Malgré la publication anonyme en 1670 du Traité
Théologico-politique, l'auteur fût rapidement identifié et "accusé"
d'athéisme. Velthuysen le fit ouvertement : sous le prétexte d'en finir
avec les discordes religieuses de l'époque et pour lutter contre le
"péché" de superstition, Spinoza aurait rejeté la religion toute entière.
Sa philosophie serait en réalité un athéisme travesti (voir Lettre 42
de Velthuyssen à Osten dans les éditions modernes de la correspondance
de Spinoza).
Cette idée est revenue en force au XX° siècle parmi
certains commentateurs comme Robert Misrahi. Le spinozisme serait bien
un athéisme, mais pour des raisons de sécurité,
Spinoza aurait dû crypter ses véritables idées en
utilisant des termes comme celui de Dieu, afin de ne pas trop choquer
ses contemporains. L'argument qu'on trouve le plus souvent en faveur
de cette thèse est le "caute", "prend garde -
prudence !", devise inscrite sur les cachets de tous ses courriers.
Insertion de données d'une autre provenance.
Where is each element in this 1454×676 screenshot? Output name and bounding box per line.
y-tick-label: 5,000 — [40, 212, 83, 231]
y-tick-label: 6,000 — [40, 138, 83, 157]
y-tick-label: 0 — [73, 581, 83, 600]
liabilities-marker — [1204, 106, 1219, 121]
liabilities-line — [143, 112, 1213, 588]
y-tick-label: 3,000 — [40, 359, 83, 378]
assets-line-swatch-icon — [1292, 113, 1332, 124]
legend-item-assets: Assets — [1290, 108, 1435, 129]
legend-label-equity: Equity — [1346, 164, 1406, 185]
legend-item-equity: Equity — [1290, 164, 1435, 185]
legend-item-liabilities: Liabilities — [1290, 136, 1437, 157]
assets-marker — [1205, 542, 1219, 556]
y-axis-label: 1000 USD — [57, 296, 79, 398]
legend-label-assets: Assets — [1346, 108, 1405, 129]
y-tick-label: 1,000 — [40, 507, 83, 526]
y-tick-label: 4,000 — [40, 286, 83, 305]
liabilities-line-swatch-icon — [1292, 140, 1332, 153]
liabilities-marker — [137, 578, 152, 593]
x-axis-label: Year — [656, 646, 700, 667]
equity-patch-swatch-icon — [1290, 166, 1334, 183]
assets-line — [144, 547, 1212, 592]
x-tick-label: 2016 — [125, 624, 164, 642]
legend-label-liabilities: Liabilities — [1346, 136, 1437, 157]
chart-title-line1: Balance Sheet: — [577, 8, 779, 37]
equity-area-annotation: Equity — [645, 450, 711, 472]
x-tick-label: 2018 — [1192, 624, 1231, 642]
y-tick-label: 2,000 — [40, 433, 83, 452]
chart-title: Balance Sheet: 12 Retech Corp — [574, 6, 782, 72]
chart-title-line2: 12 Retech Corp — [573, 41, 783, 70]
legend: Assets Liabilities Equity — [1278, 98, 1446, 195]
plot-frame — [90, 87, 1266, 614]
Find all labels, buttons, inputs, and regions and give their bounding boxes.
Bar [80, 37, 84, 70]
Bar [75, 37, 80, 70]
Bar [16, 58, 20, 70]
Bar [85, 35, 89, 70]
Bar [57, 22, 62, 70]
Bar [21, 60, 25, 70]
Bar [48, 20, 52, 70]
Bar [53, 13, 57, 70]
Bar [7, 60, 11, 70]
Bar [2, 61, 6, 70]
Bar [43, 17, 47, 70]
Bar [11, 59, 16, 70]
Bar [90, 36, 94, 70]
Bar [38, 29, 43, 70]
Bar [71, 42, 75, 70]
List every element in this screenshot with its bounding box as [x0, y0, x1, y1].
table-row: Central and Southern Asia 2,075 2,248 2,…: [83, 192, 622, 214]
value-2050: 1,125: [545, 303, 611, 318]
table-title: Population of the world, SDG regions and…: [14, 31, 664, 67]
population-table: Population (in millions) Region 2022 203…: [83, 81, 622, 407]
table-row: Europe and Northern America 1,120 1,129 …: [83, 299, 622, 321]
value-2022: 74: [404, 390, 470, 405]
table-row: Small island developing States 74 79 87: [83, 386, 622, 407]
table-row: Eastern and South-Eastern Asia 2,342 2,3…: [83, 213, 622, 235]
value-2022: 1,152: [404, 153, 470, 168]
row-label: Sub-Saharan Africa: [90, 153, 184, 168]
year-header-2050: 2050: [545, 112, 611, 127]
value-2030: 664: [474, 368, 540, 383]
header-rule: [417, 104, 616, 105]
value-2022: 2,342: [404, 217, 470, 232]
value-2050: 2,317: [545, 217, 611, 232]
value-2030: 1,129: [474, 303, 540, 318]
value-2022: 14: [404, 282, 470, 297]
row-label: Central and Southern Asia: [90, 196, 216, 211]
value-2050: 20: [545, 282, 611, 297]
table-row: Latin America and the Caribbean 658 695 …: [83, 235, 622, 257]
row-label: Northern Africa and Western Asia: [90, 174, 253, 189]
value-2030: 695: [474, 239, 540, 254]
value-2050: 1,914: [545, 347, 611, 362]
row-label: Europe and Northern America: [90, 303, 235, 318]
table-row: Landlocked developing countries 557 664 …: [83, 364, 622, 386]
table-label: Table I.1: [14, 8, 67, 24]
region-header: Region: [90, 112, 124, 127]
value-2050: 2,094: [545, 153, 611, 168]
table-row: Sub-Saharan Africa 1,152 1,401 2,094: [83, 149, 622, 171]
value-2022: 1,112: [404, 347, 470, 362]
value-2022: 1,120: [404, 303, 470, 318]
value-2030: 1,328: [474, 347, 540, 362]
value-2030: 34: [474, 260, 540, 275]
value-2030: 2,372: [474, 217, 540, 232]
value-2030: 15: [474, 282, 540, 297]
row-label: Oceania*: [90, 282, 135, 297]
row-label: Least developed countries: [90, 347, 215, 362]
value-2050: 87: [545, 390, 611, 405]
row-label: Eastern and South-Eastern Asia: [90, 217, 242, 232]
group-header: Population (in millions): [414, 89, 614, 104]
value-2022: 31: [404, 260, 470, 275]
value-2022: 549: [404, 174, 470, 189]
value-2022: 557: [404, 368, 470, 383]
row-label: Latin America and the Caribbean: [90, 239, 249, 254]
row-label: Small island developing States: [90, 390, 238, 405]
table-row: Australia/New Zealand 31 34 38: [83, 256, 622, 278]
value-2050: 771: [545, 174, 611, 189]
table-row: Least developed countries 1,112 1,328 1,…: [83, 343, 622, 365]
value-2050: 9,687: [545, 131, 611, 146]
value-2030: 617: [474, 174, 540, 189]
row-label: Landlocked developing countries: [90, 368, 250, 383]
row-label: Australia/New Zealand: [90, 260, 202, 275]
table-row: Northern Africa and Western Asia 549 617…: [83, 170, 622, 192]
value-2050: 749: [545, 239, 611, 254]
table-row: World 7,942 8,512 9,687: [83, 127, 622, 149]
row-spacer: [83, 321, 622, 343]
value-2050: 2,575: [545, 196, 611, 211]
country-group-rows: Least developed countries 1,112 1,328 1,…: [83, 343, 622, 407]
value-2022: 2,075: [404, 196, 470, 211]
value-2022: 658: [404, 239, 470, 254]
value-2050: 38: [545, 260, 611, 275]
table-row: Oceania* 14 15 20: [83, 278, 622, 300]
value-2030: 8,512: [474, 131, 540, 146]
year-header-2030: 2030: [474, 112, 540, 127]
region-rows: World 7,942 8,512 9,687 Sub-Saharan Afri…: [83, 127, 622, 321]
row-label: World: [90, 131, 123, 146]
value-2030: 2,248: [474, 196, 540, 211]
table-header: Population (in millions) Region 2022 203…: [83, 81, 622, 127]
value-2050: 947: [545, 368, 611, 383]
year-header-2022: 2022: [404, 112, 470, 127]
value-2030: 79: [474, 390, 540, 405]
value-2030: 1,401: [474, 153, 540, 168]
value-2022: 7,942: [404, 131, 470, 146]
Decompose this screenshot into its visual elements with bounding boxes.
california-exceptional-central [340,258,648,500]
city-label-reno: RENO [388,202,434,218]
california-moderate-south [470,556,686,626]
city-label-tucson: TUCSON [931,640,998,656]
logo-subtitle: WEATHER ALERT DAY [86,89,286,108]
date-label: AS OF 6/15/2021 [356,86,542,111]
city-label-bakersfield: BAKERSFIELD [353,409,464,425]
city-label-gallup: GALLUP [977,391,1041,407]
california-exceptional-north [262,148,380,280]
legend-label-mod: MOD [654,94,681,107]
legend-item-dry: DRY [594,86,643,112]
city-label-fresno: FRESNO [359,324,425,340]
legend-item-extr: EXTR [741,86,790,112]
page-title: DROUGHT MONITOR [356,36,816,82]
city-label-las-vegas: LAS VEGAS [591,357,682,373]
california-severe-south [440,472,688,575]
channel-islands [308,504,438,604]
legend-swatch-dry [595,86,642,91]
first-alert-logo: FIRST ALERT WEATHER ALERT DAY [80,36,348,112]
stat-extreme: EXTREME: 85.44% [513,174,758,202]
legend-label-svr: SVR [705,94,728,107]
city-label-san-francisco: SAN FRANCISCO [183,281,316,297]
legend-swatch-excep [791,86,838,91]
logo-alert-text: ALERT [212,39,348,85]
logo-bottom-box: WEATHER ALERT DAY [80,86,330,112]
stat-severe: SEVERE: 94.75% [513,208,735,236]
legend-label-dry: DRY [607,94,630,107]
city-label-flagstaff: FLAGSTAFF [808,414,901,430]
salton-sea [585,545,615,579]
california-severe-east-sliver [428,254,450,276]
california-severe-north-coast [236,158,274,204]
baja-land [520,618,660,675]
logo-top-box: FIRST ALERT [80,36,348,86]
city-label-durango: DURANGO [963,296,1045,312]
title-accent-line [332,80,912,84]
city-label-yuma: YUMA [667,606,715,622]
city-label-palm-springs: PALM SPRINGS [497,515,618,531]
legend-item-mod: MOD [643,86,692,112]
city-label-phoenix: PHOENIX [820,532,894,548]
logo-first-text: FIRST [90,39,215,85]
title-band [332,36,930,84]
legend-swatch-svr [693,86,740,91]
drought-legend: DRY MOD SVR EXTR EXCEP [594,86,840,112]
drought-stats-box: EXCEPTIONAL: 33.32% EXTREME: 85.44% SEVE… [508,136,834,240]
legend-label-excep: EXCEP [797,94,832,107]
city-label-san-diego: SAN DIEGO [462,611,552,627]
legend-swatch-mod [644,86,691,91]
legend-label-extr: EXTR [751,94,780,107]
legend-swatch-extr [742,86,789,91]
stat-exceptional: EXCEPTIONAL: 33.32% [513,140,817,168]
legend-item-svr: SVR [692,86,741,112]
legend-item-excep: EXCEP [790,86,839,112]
Ce sont ensuite les origines marranes de Spinoza qui sont utilisées
pour justifier une tendance de Spinoza à utiliser un langage
crypté - les marranes ayant été des juifs persécutés
au Portugal, contraints de se convertir au christianisme sous peine
de mort en cas de refus, mais ayant conservé secrètement
une croyance et un culte judaïque.
Pourtant la première partie de l'oeuvre principale de Spinoza,
l'Éthique, porte sur Dieu, démontre son existence,
son omnipotence, omniprésence etc. et la dernière partie
se termine sur la béatitude de l'homme qui consiste dans "l'amour
intellectuel de Dieu". Il dit par ailleurs lui-même qu'on
a tort de confondre son système avec un athéisme. Lettre
30 à Oldenburg : "L'opinion qu'a de moi le vulgaire, qui
ne cesse de m'accuser d'athéisme : je suis contraint de la combattre
le plus possible". Lettre 43 : "Les athées ont l'habitude
de rechercher par-dessus tout les honneurs et les richesses, choses
que j'ai toujours méprisées ; tous ceux qui me connaissent
le savent bien".
La question pourrait se formuler ainsi : qui de Bayle ou Novalis a
raison, celui qui affirme que Spinoza est un " athée de système " ou
celui qui affirme que Spinoza est " ivre de Dieu " ?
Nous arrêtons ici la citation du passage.